Dollander hones first pro start jitters, spins five no-hit frames at High-A

After pitching a quick inning during the inaugural MLB Spring Breakout last month, Rockies No. 2 prospect Chase Dollander was eager to return to the bump and officially start his career in professional baseball.

Dollander didn’t let his excitement overtake him as he twirled five hitless innings, striking out eight batters during a 4-2 High-A Spokane victory at Avista Stadium over Vancouver on Friday night.

The 2023 No. 9 overall Draft pick rarely ran into trouble in his dazzling outing, as he recorded three 1-2-3 innings, issuing just three walks.

“I started feeling super excited probably a week out and I was like, 'Alright, you know, I can't get too amped up about it just yet,'” Dollander said. “So it was hard for me to kind of contain that excitement and that adrenaline rush … but I think I did a really good job of waiting until the right moment to just let it flow and to be able to go out there and do what I did tonight.”

Despite the pressure that can form with being a high draft selection taking the first step into a new professional chapter, Dollander, MLB's No. 49 overall prospect, was able push through it with ease, focusing on the plans he crafted during the offseason.

“I just rely on the preparation and execution of my whole plan," Dollander said. “It's just kind of what I relied on.
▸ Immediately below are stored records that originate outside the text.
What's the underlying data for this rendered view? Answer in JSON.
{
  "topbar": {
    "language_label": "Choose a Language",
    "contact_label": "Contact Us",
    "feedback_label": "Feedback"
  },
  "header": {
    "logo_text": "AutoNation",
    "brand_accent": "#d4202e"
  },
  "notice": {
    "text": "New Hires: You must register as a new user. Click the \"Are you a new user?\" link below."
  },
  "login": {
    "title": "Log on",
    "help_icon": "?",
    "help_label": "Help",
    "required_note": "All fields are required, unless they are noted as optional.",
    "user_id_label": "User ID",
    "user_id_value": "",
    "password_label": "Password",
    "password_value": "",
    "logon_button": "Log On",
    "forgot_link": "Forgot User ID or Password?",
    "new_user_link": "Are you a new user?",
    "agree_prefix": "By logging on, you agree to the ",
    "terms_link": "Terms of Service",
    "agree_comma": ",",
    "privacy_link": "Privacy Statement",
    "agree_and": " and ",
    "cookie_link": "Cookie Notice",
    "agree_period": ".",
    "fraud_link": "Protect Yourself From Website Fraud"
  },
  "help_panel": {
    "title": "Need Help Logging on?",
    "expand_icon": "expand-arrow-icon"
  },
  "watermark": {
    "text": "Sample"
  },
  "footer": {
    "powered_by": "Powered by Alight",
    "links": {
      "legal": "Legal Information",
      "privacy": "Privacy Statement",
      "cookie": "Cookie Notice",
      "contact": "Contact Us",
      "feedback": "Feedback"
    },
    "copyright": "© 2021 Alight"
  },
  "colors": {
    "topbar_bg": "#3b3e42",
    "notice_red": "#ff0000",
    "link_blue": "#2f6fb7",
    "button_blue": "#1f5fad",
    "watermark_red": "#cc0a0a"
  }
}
So as long as I know that I prepared as much as I possibly can for a start, there's no pressure needed to be put on myself.”

Dollander was a player to watch in his college days at the University of Tennessee, where he was named a Preseason 2023 All-America choice by nearly every major national publication. In his final year as a Vol, he tallied 120 strikeouts over 89 innings. But his ERA jumped from 2.39 to 4.75 in the span of a season.

The right-hander took that adversity as a challenge during the offseason, as he continued working on his 60-grade slider, making small improvements each day.

“I guess you could say 'get that back' but I don't like saying get it back, [I] like saying getting better,” Dollander said. “My whole goal this whole offseason was just trying to get better and get better, one percent every day. And as long as I'm stacking that one percent every single day, then everything's just gonna kind of work out for itself.

“So just kind of getting back to trusting myself and trusting my stuff and knowing that my stuff is gonna play at any level. It's just kind of what my mindset is now and it's been helping a lot.”

Dollander was drafted nearly nine months ago, but he looks back on the whirlwind experience with excitement and hopes to take the lessons he absorbed with him while adjusting to his new surroundings.

“It's been awesome,” Dollander said. “It's been really eye-opening too. It's taught me how to handle all the attention that I'm getting. It's really telling me how to handle all of that in a way that I'm not completely dismissing it, but I'm also handling it in a way that allows me to see it and to be able to move on from it, rather than trying to dwell on it too much.”

After checking off the first box in his professional career, Dollander is ready to grind through to the journey of making it to The Show.

“The one thing that I think I want to do throughout the rest of my career, honestly, is just execute pitch by pitch,” Dollander said. “I know that if I do that, and I focus on one pitch at a time, then everything will kind of work out for itself. And it'll be really exciting to kind of go along this journey and to be able to do all of that.”